Jeritza periodically appeared as a guest artist at opera houses in Denmark, England, France, Hungary, and Russia during her career. Some of the theaters she appeared as a guest artist at included the Berlin State Opera, Hungarian State Opera House, the Odesa Opera and Ballet Theatre, Prague State Opera, the Royal Swedish Opera, and Theater Bremen. She performed at the Royal Opera House in Covent Garden in a total of seven roles in the years 1925–1926. In 1928 she performed the role of Tosca at the Paris Opera. She also gave multiple European and North American concert tours during her career.

She starred in an early sound film Grossfürstin Alexandra (1933) for which Franz Lehár wrote the song "Du und ich sind für einander bestimmt".

Jeritza made a number of 78-rpm recordings which testify to the high quality of her voice. Many of these recordings have been released on CD.

==Critical reception==
Music historian Marcel Prawy described Jeritza as "the prima donna of the [twentieth] century". Karl-Josef Kutsch and Leo Riemens stated that "Jeritza was one of the greatest singers of her time. Besides the brilliance of her voice, people admired the passionate drama of her delivery and her unparalleled stage presence."

Music critic John Rockwell stated that Jeritza was "an artist in the Callas mold [who] was never afraid to sacrifice bel canto beauty of tone for dramatic effect." Desmond Shawe-Taylor wrote that "Though endowed with an ample and lustrous voice, Jeritza belonged to the category of artist known as a 'singing actress', freely yielding both dramatically and vocally to impulses that were sometimes more flamboyant than refined. In her numerous recordings, faults of taste and technique co-exist with genuine vocal achievements."

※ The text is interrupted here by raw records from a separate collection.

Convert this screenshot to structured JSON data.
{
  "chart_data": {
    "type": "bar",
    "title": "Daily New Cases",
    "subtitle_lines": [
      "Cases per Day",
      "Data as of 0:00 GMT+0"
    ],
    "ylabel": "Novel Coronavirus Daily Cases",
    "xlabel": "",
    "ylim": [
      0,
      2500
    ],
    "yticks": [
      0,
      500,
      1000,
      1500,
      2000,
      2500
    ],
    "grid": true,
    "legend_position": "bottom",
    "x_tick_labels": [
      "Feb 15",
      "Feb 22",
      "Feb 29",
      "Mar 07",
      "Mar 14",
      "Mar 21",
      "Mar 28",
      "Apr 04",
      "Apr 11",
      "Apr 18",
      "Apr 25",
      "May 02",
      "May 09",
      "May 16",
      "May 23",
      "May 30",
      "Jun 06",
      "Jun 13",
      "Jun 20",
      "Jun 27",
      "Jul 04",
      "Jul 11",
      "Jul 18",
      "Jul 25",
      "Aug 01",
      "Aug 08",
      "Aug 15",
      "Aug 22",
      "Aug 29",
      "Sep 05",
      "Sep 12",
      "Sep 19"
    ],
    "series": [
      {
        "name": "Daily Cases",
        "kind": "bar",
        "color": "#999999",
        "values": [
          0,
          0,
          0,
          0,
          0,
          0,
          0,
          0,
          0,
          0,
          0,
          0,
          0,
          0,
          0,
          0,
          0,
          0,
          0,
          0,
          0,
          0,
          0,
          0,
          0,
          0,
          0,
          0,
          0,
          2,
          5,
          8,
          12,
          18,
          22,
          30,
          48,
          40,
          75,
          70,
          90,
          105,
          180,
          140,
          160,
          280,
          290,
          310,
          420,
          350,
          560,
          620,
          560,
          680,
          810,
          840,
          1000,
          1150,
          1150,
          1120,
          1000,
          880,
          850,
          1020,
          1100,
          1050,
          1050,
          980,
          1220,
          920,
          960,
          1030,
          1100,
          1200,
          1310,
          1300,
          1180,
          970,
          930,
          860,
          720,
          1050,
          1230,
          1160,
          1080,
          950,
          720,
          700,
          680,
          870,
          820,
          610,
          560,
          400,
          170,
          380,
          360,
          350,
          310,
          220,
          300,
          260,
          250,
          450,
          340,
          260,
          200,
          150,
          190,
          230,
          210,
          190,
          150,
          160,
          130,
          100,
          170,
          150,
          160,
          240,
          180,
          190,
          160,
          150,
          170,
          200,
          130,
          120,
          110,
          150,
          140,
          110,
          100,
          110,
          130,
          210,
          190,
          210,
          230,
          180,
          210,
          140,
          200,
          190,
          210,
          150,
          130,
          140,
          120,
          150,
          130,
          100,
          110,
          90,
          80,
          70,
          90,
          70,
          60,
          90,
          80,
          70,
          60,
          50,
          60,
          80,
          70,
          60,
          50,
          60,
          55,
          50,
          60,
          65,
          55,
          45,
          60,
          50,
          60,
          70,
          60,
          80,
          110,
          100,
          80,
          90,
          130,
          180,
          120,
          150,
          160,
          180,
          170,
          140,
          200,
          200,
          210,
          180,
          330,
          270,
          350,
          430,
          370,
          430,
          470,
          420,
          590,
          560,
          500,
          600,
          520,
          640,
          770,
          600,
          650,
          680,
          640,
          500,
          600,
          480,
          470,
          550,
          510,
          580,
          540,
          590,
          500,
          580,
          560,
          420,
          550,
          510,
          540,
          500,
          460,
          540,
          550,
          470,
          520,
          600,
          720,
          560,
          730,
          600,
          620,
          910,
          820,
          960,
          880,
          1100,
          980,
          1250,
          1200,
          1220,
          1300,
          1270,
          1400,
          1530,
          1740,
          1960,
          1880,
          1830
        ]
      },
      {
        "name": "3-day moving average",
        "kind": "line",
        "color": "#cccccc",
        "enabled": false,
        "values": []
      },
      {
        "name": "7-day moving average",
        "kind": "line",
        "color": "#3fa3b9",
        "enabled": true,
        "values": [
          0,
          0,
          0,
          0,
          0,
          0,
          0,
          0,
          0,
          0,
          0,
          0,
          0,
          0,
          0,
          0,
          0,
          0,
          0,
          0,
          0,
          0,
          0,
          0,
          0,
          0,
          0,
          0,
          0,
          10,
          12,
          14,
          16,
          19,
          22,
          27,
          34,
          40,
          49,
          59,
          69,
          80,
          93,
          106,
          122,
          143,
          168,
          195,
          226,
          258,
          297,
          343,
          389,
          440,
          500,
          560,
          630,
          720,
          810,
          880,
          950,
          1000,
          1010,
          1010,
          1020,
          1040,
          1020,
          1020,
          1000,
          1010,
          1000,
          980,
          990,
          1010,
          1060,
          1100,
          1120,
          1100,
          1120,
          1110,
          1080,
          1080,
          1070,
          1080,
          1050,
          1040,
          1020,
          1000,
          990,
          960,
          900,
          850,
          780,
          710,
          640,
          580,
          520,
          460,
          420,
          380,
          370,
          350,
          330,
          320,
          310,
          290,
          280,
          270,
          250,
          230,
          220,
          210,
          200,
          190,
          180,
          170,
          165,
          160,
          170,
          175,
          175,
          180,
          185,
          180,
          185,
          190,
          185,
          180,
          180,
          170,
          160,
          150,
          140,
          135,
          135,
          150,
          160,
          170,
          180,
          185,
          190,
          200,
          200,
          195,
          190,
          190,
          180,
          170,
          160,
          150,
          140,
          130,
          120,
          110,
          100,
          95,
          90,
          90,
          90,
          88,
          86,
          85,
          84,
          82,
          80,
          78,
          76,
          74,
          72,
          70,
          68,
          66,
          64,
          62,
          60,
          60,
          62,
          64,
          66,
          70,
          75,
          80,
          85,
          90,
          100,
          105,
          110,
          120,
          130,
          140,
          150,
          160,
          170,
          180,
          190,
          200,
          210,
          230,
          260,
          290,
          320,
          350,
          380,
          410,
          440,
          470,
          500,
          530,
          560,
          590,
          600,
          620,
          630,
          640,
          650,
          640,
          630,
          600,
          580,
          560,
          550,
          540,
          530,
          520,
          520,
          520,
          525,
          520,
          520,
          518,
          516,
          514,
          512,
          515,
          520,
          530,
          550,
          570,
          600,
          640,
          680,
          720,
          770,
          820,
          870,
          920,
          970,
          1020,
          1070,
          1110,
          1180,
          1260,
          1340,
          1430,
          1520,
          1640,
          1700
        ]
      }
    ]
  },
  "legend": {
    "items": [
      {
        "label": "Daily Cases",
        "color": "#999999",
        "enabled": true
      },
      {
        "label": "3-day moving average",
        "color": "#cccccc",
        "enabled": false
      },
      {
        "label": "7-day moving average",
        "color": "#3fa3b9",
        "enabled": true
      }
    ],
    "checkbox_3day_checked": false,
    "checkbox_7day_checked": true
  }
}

==Personal life and death==
Jeritza married her first husband, the factory owner Friedrich Wiener, in 1907. Their marriage ended in divorce eight years later in 1915. She married her second husband, the Austrian businessman Baron Leopold von Popper de Podhurgen (1886–1986), in 1919. He was the son of the singer Blanche Marchesi. This marriage also ended in divorce in 1934.

Jeritza became a naturalized American citizen, and in 1924 she published her memoirs Sunlight and Song. On 12 August 1935 she married her third husband, Hollywood mogul Winfield Sheehan of the Fox Film Corporation. They remained married until his death in 1945. In 1948 she married New Jersey businessman Irving B. Seery, and remained married to him until his death in 1966. She and Irving lived in a mansion in the Forest Hill neighborhood of Newark, New Jersey, where she lived until her death at the age of 94.

Jeritza died at St. Mary's Hospital in Orange, New Jersey on 10 July 1982. A Roman Catholic, she was buried at Holy Cross Cemetery in North Arlington, New Jersey.